Какая разница, что и почему случилось, важно, что благополучно приземлились и, возможно, все обязаны жизнью этому лысоватому в белой сорочке с галстуком мужику, который охлаждал себя обычной минералкой… Позже он прочтет в газетах, что авария по существу была неотвратимой, что только благодаря высокому профессионализму… И так далее…

Выйдя на бетонку, он поразился обилию пожарных и машин «скорой помощи». Слышались причитания и слезы радости, кто-то выкрикнул «Всем чертям назло мы долетели!» «Да, кто-то, видимо, очень хотел, чтобы я сюда не добрался, но потом передумал… А с какой целью?» Штольнев достал сотовый и набрал московский номер Чагина. Ученый оказался на месте. Сообщил что завтра вылетает в Иркутск, пообещал созвониться с лабораторией в долине Ивановки и распорядиться о встрече журналиста. Это была приятная новость, ибо ничто так не нервирует командированных людей, как перспектива какого-нибудь бытового неустройства…

Штольнев прошел в аэровокзал, ему нужна была городская справка, чтобы узнать, как добираться до устья речки Ивановки. Оказывается, конец не близкий: 106 километров.

Автобус должен был подойти через четыре часа. Журналист зашел в кафе, в нем было прохладно, вкусно пахло. В меню значился холодник с оливками. Но когда официантка принесла заказ, Штольневу вдруг стало дурно: видимо, дал о себе знать перенесенный в полете стресс. Он еле успел добежать до туалета, где его больно вырвало желчью. Сам виноват, не надо было курить натощак… Умылся холодной водой и все еще ощущая слабость в ногах вернулся за столик. Есть холодник не стал, выпил стопку водки, зажевав ее соленым ломтиком омуля.

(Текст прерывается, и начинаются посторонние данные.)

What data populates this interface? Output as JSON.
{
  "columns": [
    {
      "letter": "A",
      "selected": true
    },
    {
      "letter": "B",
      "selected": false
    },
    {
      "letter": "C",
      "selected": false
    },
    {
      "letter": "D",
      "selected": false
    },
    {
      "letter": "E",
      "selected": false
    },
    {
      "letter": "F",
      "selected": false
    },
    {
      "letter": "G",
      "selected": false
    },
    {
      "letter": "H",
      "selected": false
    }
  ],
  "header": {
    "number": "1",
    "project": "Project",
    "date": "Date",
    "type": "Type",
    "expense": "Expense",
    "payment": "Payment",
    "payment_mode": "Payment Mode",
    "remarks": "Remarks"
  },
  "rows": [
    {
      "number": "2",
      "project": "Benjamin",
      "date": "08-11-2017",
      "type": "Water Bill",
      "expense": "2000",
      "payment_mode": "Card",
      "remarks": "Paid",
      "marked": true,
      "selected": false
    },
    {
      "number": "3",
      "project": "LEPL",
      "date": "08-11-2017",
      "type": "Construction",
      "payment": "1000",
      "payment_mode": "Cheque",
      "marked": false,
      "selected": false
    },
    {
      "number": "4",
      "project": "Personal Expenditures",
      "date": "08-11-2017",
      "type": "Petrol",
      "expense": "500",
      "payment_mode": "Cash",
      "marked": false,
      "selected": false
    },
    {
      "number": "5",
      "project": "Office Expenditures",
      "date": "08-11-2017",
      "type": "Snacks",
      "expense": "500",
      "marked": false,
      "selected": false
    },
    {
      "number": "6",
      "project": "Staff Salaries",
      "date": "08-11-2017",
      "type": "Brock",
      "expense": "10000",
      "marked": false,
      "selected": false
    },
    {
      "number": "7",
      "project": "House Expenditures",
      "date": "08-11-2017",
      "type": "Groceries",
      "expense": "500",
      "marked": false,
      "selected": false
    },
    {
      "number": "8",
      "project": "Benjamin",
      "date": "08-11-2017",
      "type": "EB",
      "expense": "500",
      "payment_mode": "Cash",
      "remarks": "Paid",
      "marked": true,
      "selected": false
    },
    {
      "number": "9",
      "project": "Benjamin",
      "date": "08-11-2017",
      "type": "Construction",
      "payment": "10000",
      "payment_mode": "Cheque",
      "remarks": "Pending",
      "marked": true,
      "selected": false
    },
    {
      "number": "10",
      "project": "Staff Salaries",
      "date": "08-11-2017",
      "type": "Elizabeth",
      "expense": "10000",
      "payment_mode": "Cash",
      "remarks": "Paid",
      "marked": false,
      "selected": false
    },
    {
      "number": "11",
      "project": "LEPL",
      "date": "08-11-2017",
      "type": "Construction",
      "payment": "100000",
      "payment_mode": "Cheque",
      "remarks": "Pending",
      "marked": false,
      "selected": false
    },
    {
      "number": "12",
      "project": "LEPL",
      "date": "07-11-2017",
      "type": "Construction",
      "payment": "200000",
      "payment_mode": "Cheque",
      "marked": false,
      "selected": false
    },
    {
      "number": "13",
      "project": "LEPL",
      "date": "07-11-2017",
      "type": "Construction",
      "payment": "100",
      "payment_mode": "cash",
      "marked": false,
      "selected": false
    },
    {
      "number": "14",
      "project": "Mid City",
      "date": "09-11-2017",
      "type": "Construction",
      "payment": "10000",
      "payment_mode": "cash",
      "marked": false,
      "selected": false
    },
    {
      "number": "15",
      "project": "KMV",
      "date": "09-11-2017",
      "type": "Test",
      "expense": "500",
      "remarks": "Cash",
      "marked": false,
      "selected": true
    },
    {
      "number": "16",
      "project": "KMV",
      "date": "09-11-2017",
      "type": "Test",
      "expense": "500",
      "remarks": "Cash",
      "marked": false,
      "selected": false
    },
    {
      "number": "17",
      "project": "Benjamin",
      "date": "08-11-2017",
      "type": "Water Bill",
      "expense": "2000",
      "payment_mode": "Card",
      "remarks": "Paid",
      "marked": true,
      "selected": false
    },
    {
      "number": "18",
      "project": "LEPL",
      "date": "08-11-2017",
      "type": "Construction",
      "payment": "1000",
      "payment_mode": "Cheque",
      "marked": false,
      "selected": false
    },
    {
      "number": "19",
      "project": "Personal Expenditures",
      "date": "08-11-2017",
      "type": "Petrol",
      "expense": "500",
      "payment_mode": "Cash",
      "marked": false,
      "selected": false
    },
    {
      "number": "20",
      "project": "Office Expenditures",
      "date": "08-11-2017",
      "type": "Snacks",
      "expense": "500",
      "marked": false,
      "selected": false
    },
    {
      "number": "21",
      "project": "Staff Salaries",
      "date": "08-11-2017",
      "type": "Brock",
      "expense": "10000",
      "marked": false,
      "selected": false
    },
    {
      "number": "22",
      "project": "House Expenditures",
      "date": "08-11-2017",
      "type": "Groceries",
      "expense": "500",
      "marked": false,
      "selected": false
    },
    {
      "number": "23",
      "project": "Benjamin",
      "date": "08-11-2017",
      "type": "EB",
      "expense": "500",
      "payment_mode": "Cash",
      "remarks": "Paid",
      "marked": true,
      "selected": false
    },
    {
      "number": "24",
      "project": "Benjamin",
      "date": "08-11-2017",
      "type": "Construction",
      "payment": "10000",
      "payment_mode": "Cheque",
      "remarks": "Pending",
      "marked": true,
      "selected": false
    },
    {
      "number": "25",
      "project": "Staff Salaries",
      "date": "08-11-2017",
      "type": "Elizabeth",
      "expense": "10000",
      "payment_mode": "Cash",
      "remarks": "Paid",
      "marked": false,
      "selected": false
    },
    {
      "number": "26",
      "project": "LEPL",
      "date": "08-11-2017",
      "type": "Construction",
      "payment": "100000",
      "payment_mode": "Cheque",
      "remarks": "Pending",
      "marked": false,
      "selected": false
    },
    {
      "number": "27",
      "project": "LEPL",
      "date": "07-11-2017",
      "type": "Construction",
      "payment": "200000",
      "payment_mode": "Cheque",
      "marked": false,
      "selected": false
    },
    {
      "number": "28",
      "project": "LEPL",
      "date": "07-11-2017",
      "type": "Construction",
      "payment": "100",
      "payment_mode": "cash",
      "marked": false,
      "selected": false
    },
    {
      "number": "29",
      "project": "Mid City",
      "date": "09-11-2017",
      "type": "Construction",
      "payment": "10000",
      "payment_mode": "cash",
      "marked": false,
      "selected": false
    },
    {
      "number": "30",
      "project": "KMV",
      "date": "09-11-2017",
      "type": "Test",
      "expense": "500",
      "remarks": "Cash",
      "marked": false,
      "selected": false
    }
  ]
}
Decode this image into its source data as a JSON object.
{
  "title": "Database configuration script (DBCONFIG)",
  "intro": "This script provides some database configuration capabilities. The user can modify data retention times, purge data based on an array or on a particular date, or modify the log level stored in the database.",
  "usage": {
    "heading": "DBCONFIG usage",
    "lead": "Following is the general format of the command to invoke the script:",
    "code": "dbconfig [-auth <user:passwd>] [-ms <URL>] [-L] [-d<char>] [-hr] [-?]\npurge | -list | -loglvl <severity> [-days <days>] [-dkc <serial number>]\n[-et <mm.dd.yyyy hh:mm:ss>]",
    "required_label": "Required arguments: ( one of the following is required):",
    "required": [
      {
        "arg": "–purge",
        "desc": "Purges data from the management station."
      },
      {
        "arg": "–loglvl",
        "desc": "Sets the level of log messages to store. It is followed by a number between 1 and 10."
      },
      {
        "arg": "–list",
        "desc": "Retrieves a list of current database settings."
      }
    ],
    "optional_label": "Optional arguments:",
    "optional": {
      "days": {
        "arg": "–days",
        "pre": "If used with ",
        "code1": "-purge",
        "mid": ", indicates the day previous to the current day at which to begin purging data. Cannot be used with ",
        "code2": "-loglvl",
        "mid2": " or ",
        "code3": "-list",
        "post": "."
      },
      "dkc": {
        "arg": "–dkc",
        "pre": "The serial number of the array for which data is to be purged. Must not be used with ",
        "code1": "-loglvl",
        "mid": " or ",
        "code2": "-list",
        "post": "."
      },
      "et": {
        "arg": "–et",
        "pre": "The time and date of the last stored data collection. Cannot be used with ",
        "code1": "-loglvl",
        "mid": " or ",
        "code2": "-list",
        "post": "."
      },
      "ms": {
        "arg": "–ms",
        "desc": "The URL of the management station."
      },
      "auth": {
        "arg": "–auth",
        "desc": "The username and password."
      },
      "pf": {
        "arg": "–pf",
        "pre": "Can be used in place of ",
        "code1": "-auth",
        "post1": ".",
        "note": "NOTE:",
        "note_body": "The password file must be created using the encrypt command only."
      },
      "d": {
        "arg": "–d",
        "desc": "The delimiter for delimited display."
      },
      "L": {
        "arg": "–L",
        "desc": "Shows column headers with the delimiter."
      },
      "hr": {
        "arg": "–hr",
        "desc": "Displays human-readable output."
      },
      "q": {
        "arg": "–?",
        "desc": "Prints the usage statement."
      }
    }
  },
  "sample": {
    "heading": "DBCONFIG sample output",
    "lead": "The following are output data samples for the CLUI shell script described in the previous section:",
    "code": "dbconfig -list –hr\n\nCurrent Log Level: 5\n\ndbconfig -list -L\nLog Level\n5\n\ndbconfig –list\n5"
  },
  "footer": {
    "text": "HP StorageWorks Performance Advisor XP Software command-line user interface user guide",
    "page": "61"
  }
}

Затем он дошел до автостанции, нашел местечко попрохладнее и поуютнее и принялся читать снятый с компьютера материал своего шефа о Байкальском подводном телескопе.

Начал с преамбулы: «В зимнюю экспедицию 1992 года в расчетной точке озера Байкал, на глубине 1370 метров, на расстоянии около четырех километров от берега, был установлен несущий каркас телескопа, подведены донные кабельные линии, связывающие его с береговым компьютерным центром управления и обработки данных. В апреле 1993 года была введена в эксплуатацию первая, а в 1996 году – вторая очередь установки. С этого момента Байкальский нейтринный телескоп наряду со сверхчувствительными детекторами MACRO (Италия) и SUPERKAMIOKANDE (Япония) вошел в число трех крупнейших в мире установок для исследования нейтрино высоких энергий. На нем зарегистрировано свыше трехсот миллионов мюонов космических лучей и выделены первые события от нейтрино высоких энергий. Поиск новых элементарных частиц и редких процессов ведется на недоступном ранее уровне чувствительности. В ходе зимней экспедиции 1998 года монтаж глубоководного детектора был окончательно завершен. Наступило время полномасштабных экспериментов.